At 7,338 points, the FTSE 100 has gained only 45% over the past 10 years. And since 2015’s highest point in May that year, our top index has risen by a paltry 3.5%. That’s a lousy performance, and it’s clearly tied up with the almost interminable Brexit wrangling that has been lurching us between uncertainty and confusion.
Bed and Brexit
Hopefully Brexit is finally going to be put to bed, with the biggest likelihood in my view being a working majority for the Conservative Party allowing Boris to get his recent deal passed without having to further appease the Ulster Unionists.
It would be easy to just suggest that the end of Brexit uncertainty will see an upturn in the FTSE 100, and 8,000 points and all that… whoopee. But I want to put some numbers on it and see how it would all tie in with the valuations of some key stocks.
The weakness of the FTSE 100 in recent years has raised dividend yields. That’s inevitable when companies continue to perform well enough to keep lifting their dividends while their share prices remain depressed, but the current overall 4.8% on the cards for 2019 is quite remarkable.

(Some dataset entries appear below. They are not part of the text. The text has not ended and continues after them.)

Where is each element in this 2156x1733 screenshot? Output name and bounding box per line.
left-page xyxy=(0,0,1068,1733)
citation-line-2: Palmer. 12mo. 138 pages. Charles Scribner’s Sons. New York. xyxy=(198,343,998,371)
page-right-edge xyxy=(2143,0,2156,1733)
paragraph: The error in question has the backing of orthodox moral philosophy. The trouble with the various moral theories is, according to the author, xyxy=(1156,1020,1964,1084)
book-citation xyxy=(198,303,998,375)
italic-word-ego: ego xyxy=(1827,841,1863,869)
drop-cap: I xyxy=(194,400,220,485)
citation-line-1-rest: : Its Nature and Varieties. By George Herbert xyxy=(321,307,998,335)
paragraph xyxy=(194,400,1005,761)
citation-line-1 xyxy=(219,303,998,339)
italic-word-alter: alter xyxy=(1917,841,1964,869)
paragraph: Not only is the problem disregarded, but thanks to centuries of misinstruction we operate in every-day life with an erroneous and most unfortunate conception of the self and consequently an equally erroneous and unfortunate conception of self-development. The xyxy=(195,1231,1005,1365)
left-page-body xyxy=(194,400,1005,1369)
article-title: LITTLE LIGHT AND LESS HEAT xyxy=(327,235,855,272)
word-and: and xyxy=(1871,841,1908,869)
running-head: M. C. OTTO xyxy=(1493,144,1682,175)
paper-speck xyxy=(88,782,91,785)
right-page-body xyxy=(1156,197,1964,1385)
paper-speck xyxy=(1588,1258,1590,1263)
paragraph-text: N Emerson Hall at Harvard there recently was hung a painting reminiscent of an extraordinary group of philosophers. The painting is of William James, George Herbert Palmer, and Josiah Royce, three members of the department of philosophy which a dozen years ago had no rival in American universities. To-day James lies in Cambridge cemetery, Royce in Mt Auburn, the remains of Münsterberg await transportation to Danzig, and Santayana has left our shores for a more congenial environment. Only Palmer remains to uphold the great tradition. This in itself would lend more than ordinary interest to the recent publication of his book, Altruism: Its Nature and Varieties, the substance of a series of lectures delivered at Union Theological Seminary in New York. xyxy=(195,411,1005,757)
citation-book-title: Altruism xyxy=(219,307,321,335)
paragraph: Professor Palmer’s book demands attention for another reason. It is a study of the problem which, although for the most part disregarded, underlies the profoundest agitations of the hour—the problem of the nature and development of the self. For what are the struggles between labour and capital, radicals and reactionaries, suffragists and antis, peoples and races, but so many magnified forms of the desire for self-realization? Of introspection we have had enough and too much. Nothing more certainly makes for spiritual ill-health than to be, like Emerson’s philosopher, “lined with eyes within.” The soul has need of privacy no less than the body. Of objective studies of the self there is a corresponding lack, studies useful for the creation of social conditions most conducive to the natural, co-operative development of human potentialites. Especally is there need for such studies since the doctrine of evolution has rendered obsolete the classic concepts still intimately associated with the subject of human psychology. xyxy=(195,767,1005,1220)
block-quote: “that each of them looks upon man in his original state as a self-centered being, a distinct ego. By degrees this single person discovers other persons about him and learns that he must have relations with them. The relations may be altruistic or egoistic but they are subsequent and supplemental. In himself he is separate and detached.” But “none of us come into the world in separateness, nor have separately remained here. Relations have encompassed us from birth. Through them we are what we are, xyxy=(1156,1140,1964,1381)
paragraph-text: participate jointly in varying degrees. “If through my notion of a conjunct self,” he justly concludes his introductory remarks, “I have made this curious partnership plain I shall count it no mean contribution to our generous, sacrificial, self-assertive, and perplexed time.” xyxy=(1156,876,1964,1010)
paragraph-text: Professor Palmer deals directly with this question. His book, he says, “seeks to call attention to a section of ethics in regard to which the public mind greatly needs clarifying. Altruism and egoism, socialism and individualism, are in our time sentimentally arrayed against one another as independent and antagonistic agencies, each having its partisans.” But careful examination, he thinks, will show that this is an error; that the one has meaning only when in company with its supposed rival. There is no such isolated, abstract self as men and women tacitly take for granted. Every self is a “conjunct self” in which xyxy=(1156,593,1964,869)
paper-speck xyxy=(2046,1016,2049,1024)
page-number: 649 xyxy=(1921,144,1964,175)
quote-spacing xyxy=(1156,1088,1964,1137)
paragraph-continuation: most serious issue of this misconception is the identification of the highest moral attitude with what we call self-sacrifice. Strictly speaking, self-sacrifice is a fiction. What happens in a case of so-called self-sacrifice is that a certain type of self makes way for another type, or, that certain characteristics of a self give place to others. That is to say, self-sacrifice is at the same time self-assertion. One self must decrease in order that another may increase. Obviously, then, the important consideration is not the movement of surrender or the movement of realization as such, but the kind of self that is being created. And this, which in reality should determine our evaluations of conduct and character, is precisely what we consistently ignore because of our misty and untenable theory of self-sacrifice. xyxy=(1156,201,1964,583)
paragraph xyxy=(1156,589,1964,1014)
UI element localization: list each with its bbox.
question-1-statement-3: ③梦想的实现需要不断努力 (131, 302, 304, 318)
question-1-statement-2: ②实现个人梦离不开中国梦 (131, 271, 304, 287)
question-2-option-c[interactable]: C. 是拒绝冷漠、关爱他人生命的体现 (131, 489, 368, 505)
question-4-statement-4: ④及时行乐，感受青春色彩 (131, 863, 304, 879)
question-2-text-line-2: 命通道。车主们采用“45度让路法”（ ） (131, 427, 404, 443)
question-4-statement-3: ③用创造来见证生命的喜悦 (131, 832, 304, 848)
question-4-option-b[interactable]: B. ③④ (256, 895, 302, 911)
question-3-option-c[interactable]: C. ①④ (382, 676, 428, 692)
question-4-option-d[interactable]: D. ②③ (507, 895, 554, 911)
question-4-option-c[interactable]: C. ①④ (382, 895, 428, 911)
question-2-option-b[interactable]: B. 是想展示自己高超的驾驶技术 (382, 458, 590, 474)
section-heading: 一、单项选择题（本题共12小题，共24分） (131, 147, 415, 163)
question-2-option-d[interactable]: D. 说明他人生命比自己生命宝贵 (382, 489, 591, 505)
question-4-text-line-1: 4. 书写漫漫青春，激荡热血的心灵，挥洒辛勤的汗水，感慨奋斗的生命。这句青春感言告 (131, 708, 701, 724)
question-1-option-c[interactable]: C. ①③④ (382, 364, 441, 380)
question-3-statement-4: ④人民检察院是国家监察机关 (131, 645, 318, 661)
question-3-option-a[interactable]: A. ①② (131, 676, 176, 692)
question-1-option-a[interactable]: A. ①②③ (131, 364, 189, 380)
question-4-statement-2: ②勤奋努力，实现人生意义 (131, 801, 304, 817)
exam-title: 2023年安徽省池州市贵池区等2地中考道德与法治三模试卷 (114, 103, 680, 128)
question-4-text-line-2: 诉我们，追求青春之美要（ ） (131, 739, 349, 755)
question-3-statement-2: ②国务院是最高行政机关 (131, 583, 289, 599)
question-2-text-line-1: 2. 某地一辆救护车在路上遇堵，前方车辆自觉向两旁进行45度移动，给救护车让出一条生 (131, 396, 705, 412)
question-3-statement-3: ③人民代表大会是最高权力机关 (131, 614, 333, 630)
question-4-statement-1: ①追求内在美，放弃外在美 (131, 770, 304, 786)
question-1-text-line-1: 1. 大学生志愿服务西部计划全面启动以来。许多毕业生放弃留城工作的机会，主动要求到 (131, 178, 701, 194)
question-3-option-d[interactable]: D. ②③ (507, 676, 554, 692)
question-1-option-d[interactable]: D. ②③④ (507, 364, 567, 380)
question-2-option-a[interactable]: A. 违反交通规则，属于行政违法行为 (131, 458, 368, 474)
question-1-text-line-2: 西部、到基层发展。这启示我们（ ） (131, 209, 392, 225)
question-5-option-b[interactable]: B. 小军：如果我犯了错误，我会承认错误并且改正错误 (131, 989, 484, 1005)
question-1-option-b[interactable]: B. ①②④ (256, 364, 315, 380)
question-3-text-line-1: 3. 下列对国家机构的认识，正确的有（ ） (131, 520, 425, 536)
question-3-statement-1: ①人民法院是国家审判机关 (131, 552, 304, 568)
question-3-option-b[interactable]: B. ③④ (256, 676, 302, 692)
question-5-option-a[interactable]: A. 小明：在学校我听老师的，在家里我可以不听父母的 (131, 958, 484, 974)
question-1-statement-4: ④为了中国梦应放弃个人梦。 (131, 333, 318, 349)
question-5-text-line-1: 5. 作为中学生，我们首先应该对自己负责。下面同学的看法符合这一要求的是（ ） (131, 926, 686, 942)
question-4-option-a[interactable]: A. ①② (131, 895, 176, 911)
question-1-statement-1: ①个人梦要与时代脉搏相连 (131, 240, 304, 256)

Even two years ago the index’s yield was down at 4.2%, which was still good compared to longer-term returns. To just return to that level suggests FTSE 100 share prices would need to rise by around 14%, lifting the index well above 8,000 points to 8,386. Even a level of 8,000 would represent a 9% increase, so what would that leave our top companies looking like? Let’s examine a few.
Top shares
Royal Dutch Shell shares are on a forward P/E of 10.6 based on 2020 forecasts, with a dividend yield of 6.5%. Whatever you think of global warming and the need to move away from fossil fuels, we’ll be seeing strong demand for oil for some years yet, and I think Shell shares are cheap. The 9% rise needed to take the Footsie up to 8,000 points would raise Shell’s 2020 P/E to 11.6 with the dividend yield down to 5.9%, and I’d say that’s still good value.
Our depressed banks? They’re the hardest hit by Brexit, with possibly the most to gain from a softer negotiated exit. I’ll pick my favourite, Lloyds Banking Group, which is currently valued on a 2020 P/E of 8.3, way below the index average, and a predicted 2020 dividend yield of 6%. I still expect tough days ahead, but an 8,000 point Footsie would imply a P/E for Lloyds of 9.1 and a dividend yield of 5.5%. In my view, that would still be a significant undervaluation.
Insurance companies have been hit, including Legal & General whose shares are currently on a forward P/E of only 8.5 and whose dividend yield stands at 6.8%. Under an 8,000 point Footsie we’d be looking at a P/E of 9.2 and a dividend yield of 6.2%. I can’t see insurers as deserving the banking fallout, and I’d still see that valuation as crazily cheap.
I could examine plenty more, like housebuilder Taylor Wimpey with a P/E of 8.4 and a forecast 2020 dividend yield 10.6%, but I think the picture would be the same — depressed shares that would still look undervalued with the FTSE 100 at 8,000 points.
I reckon the 8,000 level could be broken early in 2020, and I’m predicting closer to 9,000 by year-end.